Perfluoroalkyl substances and changes in bone mineral density: A prospective analysis in the POUNDS-LOST study

By Yang Hu, Gang Liu, Jennifer Rood, Liming Liang, George A. Bray, Lilian de Jonge, Brent Coull, Jeremy D. Furtado, Lu Qi, Philippe Grandjean, and Qi Sun
Envir. Research
October 1, 2019
DOI: 10.1016/j.envres.2019.108775



Recent studies suggested an inverse association between exposures to perfluoroalkyl substances (PFASs) and bone mineral density (BMD). Whether exposures to PFASs are also associated with changes in BMD has not been examined.


Five major PFASs (perfluorooctanesulfonic acid, PFOS; perfluorooctanoic acid, PFOA; perfluorohexanesulfonic acid, PFHxS; perfluorononanoic acid, PFNA; perfluorodecanoic acid, PFDA) and BMD (g/cm2) at six bone sites (spine, total hip, femoral neck, hip intertrochanteric area, hip trochanter, and hip Ward's triangle area) were measured at baseline among 294 participants in the POUNDS-LOST study, a weight-loss trial, of whom a total of 175 participants had BMD measured at both baseline and year 2. Linear regression was used to model the differences or changes in BMD for each SD increment of PFAS concentrations. In a secondary analysis, interactions between PFASs and baseline body mass index (BMI), as well as a BMI-related genetic risk score (GRS) derived from 97 BMI-predicting SNPs were examined in relation to changes in BMD.

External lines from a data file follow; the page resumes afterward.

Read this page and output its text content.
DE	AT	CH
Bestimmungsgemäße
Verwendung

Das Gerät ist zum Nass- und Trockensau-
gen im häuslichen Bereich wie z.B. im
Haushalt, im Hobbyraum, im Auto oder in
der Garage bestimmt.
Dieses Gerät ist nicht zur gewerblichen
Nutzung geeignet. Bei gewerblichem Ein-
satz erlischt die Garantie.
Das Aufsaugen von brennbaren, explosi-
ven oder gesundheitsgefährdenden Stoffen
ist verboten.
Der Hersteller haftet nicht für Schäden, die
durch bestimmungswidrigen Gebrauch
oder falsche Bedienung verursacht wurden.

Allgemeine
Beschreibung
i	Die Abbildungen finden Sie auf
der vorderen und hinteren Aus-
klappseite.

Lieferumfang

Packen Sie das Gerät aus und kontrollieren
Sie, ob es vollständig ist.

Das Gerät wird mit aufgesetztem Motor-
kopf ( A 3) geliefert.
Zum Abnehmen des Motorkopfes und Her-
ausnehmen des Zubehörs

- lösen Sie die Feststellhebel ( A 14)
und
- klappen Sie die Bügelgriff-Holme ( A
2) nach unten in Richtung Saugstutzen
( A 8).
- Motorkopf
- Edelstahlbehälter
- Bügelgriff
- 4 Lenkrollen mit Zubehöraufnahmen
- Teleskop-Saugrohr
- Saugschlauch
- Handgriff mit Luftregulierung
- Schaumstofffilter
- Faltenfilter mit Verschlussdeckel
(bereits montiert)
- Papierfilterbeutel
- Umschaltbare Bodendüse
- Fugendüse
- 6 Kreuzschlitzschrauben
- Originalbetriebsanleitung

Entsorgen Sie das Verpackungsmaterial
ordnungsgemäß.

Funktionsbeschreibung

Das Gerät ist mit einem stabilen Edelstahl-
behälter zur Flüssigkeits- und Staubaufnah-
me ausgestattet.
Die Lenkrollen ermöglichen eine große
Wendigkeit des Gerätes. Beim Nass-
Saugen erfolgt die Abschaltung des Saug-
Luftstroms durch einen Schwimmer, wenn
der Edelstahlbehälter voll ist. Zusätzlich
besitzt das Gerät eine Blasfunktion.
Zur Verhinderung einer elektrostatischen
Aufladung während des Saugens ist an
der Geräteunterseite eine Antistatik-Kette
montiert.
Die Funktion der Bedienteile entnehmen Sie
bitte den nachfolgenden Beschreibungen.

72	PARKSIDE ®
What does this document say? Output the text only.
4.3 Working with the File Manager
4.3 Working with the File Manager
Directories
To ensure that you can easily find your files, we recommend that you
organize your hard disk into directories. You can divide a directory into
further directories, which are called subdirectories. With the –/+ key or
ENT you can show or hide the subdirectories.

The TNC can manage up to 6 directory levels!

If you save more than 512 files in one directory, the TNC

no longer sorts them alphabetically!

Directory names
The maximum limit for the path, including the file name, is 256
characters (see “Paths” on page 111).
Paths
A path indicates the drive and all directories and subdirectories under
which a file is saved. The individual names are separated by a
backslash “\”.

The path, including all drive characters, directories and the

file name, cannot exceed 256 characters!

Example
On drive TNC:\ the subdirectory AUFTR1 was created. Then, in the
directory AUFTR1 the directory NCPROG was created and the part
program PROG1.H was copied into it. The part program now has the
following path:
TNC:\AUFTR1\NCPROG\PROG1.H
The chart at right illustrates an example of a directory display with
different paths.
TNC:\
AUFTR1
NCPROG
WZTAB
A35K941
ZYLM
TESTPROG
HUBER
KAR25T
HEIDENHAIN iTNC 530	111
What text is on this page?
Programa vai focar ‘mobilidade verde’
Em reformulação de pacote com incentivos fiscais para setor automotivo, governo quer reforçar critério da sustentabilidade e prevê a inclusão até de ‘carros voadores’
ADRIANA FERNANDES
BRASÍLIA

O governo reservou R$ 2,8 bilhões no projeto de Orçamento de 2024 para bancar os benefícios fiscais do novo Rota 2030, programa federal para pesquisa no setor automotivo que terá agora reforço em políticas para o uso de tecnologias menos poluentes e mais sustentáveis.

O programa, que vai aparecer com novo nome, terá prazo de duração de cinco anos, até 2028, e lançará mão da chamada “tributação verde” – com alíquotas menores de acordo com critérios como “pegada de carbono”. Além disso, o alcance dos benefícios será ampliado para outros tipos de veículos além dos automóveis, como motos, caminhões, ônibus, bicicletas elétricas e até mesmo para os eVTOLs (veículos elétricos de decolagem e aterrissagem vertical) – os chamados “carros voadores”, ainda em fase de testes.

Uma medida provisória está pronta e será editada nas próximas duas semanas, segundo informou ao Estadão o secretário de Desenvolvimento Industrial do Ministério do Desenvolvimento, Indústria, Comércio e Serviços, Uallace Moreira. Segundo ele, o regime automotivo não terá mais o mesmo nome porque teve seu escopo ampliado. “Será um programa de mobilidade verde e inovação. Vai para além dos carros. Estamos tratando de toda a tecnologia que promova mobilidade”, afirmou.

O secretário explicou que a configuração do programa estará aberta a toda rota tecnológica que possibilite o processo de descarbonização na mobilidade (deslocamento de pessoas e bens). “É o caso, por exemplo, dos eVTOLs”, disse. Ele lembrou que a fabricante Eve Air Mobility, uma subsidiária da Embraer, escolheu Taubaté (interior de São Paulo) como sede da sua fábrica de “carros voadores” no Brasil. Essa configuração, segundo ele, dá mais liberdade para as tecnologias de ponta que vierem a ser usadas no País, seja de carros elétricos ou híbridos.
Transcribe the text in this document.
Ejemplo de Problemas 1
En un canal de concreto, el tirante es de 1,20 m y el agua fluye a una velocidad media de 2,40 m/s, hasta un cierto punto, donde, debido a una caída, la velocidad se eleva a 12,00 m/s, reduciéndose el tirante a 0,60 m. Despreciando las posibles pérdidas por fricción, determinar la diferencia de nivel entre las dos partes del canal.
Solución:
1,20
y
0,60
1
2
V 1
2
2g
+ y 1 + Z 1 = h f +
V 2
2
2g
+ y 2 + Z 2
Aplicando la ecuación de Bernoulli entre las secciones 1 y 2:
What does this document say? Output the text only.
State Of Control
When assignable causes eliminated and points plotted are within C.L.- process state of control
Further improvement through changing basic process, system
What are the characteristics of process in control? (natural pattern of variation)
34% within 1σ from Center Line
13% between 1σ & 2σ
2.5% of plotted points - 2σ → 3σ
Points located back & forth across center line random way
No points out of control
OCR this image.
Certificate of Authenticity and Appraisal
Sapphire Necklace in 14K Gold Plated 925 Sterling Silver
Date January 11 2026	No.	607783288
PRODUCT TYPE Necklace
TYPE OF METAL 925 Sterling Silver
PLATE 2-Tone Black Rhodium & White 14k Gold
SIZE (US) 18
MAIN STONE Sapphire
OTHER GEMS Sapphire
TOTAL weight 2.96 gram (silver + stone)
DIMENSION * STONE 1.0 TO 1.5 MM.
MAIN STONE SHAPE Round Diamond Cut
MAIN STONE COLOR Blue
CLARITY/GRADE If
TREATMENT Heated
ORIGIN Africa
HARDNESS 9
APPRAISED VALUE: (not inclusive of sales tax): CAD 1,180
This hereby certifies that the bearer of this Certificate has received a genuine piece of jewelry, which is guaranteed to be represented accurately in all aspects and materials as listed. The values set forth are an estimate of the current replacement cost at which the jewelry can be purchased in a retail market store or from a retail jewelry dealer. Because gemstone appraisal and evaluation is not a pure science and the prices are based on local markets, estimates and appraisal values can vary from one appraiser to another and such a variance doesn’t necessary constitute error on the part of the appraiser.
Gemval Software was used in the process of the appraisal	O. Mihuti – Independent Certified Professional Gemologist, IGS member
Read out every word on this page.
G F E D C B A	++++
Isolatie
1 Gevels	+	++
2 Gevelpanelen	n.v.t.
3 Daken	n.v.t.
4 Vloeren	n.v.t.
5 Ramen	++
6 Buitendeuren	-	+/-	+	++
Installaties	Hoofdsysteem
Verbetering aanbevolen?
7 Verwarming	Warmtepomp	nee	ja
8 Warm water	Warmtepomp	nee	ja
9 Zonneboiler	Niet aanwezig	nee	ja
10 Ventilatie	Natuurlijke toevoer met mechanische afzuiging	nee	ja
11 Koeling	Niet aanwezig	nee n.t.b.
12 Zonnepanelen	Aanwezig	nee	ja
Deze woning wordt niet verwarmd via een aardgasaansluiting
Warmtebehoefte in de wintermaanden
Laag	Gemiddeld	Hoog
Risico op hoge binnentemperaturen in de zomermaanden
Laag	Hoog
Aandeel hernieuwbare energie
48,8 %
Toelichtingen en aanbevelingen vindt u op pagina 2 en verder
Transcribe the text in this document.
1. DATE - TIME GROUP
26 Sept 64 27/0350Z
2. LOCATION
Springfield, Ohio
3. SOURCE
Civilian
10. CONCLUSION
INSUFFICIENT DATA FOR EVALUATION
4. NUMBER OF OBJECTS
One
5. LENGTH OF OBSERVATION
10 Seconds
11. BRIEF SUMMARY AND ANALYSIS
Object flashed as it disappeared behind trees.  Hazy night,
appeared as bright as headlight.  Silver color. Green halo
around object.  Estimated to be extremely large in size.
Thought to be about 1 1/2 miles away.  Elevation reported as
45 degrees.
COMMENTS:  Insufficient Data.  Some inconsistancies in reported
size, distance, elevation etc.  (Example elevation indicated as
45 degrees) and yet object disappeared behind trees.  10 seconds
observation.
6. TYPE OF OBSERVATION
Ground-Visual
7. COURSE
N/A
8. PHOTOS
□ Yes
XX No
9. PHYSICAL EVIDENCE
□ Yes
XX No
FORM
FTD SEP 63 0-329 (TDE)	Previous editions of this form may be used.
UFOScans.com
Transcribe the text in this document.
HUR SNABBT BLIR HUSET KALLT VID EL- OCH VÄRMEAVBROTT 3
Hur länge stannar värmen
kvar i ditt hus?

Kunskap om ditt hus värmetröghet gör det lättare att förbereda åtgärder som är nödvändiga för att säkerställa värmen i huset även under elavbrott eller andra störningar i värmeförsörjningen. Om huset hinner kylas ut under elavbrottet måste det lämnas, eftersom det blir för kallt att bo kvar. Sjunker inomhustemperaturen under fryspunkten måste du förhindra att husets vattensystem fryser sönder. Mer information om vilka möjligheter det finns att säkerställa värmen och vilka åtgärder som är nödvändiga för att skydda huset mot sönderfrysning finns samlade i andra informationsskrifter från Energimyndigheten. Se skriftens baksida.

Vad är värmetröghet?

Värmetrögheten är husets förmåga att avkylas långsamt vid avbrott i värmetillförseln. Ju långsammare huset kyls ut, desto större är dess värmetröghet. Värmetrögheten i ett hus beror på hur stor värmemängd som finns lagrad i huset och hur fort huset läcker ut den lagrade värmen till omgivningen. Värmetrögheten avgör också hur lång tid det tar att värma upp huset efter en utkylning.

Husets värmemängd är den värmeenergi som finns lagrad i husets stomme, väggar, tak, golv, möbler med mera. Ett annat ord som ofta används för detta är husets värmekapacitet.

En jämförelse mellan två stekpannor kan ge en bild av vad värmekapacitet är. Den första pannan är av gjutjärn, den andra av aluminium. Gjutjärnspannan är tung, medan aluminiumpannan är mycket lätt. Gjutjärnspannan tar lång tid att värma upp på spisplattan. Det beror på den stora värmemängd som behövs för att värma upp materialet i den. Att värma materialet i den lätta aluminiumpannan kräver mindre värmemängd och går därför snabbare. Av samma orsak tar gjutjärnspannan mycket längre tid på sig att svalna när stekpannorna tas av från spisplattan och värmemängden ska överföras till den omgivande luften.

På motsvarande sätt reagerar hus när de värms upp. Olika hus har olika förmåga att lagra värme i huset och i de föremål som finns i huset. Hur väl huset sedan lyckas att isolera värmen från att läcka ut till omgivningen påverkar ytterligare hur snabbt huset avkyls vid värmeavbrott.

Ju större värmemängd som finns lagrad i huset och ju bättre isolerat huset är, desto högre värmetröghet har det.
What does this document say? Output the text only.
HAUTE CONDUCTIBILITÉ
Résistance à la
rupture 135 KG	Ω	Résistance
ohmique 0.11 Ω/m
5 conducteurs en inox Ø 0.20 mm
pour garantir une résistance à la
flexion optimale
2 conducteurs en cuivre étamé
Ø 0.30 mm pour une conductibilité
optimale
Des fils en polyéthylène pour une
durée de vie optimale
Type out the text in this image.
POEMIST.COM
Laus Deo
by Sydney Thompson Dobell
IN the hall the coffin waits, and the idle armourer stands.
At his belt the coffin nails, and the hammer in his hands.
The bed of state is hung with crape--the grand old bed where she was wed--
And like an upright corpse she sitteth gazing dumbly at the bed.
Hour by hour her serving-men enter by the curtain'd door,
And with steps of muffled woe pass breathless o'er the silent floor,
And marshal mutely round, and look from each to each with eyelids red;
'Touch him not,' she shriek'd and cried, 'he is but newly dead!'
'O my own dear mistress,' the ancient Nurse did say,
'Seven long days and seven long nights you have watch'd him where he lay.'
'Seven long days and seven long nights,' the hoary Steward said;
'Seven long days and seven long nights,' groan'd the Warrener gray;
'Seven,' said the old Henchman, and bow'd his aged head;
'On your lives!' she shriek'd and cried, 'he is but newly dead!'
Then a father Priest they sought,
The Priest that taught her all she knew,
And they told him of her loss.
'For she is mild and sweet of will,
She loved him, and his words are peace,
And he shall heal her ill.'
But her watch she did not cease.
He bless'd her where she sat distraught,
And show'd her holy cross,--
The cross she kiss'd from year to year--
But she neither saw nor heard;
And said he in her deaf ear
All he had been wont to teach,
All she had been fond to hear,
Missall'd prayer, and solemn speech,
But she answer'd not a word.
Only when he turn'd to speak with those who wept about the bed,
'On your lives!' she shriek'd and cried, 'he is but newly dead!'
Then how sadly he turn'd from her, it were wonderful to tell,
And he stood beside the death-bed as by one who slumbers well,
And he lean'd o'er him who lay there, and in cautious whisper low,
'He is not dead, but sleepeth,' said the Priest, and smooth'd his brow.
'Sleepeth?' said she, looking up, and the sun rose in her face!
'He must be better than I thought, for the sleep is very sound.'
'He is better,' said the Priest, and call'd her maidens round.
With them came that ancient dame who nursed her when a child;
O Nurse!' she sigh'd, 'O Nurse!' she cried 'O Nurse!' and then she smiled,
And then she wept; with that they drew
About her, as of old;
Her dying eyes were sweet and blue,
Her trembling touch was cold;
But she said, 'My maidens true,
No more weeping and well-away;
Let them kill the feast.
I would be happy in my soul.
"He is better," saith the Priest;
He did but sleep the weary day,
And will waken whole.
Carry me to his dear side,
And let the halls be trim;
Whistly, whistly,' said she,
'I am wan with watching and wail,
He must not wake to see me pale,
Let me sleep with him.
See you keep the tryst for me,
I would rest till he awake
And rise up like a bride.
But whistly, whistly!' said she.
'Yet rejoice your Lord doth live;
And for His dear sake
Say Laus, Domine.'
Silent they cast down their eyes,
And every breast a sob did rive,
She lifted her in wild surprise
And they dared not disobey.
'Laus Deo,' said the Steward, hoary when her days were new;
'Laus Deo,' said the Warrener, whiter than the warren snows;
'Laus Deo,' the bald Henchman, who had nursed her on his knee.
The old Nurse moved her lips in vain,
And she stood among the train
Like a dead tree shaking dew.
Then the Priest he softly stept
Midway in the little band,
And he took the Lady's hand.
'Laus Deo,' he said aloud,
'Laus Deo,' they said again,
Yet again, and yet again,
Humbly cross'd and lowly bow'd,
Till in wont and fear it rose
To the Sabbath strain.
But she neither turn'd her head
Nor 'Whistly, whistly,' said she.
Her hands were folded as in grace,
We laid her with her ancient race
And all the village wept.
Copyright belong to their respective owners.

At baseline, both PFOS and PFOA were significantly associated with lower BMD at several sites. For each SD increase of PFOS, the βs (95% CIs) for BMD were −0.020(-0.037, −0.003) for spine, −0.013(-0.026, 0.001) for total hip, −0.014(-0.028, 0.000) for femoral neck, and −0.013(-0.026, 0.000) for hip trochanter. For PFOA, the corresponding figures were −0.021(-0.038, −0.004) for spine, −0.015(-0.029, −0.001) for total hip, and −0.015(-0.029, −0.002) for femoral neck. After adjusting for baseline covariates and 2-year weight change, higher baseline plasma concentrations of PFOS, PFNA, and PFDA were associated with greater reduction in BMD in the hip; the βs (95% CIs) were −0.005(-0.009, −0.001), −0.006(-0.010, −0.001), and −0.005(-0.009, −0.001), respectively. Similar associations were found in hip intertrochanteric area for all PFASs except PFHxS, with βs ranging from −0.006 for PFOA to −0.008 for PFOS and PFNA. Participants with a higher GRS tended to have less PFAS-related BMD decline in total hip (Pinteraction = 0.005) and the hip intertrochanteric area (Pinteraction = 0.021). There were similar PFAS-related BMD changes by baseline BMI levels, although the interactions did not achieve statistical significance.


This study demonstrated that higher plasma PFAS concentrations were not only associated with a lower BMD at baseline, but also a faster BMD loss in a weight-loss trial setting. Genetic predisposition to larger body size may somewhat attenuate the deleterious effects of PFASs on BMD. Further exploration of the possible impact of PFAS exposures on bone density is warranted.



• Higher plasma concentrations of perfluoroalkyl substances were not only associated with lower bone mineral density cross-sectionally but also predicted faster reduction of bone mineral density following weight changes in a weight-loss trial setting.

• Participants with a higher genetic risk score of body mass index tended to have less perfluoroalkyl substances-related bone mineral density decline over time.